In 1764, Horace Walpole's "The Castle of Otranto," an enraged prince finds his inept son's body crushed benefactor a giant helmet inexplicably in his courtyard. Walpole's story, still a page-turner, was the first classic European Gothic novel. Readers clamored for more such chilling stories.
"Gothic," was, in Walpole's day, a pejorative term for an architectural style considered as barbaric as the hordes for which they were named. The Goths, fleeing the Huns centuries earlier, did not quite bring down the Roman Empire. However, they embroidered Christianity and preserved the best of Roman culture, carrying it with them as they swept through Europe.
Out of the Gothic experience came stories of betrayal, mystery, the supernatural or the shocking, fear of the unknown, and flawed characters bearing grudges and deep secrets. Dark, foreboding castles were the perfect backdrop for these forerunners of modern horror stories. Walpole's novel, and those that followed, became wildly popular, with titles such as Mary Shelley's "Frankenstein" and Bram Stoker's "Dracula" defining the genre.
American writers embroidered the Gothic stories, but none so brilliantly as those from the Civil War-torn South. They inherently understand the genre, and wrote with an authenticity unlike any others, so its unique universal appeal. Ruined homesteads and plants replaced the castles. Shattered figures struggled to maintain their identity in a culture ripped apart and exposed to its core.

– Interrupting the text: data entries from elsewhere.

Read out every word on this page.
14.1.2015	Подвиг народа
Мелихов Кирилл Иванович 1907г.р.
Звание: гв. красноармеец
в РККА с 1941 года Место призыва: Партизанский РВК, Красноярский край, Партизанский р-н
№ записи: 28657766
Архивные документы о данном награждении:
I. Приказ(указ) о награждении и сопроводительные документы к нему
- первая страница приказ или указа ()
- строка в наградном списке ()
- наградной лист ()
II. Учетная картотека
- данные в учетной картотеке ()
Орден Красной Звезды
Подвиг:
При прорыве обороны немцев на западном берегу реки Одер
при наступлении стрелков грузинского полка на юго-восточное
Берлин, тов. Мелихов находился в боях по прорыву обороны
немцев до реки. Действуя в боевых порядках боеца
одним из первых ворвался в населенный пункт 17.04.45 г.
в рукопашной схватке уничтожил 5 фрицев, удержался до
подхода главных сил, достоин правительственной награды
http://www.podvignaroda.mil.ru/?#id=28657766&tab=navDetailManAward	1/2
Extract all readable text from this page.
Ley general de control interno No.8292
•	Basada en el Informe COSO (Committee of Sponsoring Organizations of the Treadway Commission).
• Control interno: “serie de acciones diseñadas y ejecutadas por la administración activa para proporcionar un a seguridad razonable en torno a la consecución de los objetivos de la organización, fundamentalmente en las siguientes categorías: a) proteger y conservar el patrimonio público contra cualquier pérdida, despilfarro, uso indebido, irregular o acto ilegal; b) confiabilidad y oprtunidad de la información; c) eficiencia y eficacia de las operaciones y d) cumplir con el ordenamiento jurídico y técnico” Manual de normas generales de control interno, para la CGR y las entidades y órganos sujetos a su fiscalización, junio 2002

O'Connor, Faulkner, Harper Lee, Conroy, Williams, Capote, Eudora Welty (although she often protested, "Do not put me in there!), And others stripped away any pretense in flawed or unbalanced characters. appealing and somehow understood, harkening back to the genre's Gothic roots.
Some current writers are not convinced that Southern Gothic is compatible with modern storytelling. "The latest best examples of Southern Gothic are twenty years old or older," said Jamie Komegay, the author of "Soil," in the June 2, 2015, edition of "The Huffington Post."
He continues, "With the flattening of the South, the old aristocrats have all moved to the city. Today Southern gentility has been replaced by conservative policies, which is anything but chivalrous. "The decay of the Old South is aggressively appropriate."
However, Komegay's own works believe his words. His books include vital elements of the genre. Furthermore, there's a whole generation of Southern Gothic writers who carry on their hair-raising, dark, but humor-laced traditions. In fact, a new strain of Gothic called Grit-Lit or Rough South emerged from the 1970s works of Cormac McCarthy, including "Child of God" and "Suttree."
The South is changing, but old times and ways are not yet forgotten. Hopefully, the good ones will remain. Just as the Goths preserved the best of the Roman Empire, Southern Gothic writers can carry on the good, and hopefully the quirky, mysterious, ways of that enigmatic but beloved corner of our land. My library wish list recommends they'll succeed.
The post The History of Southern Gothic Writing appeared first on Tica Tica Boom.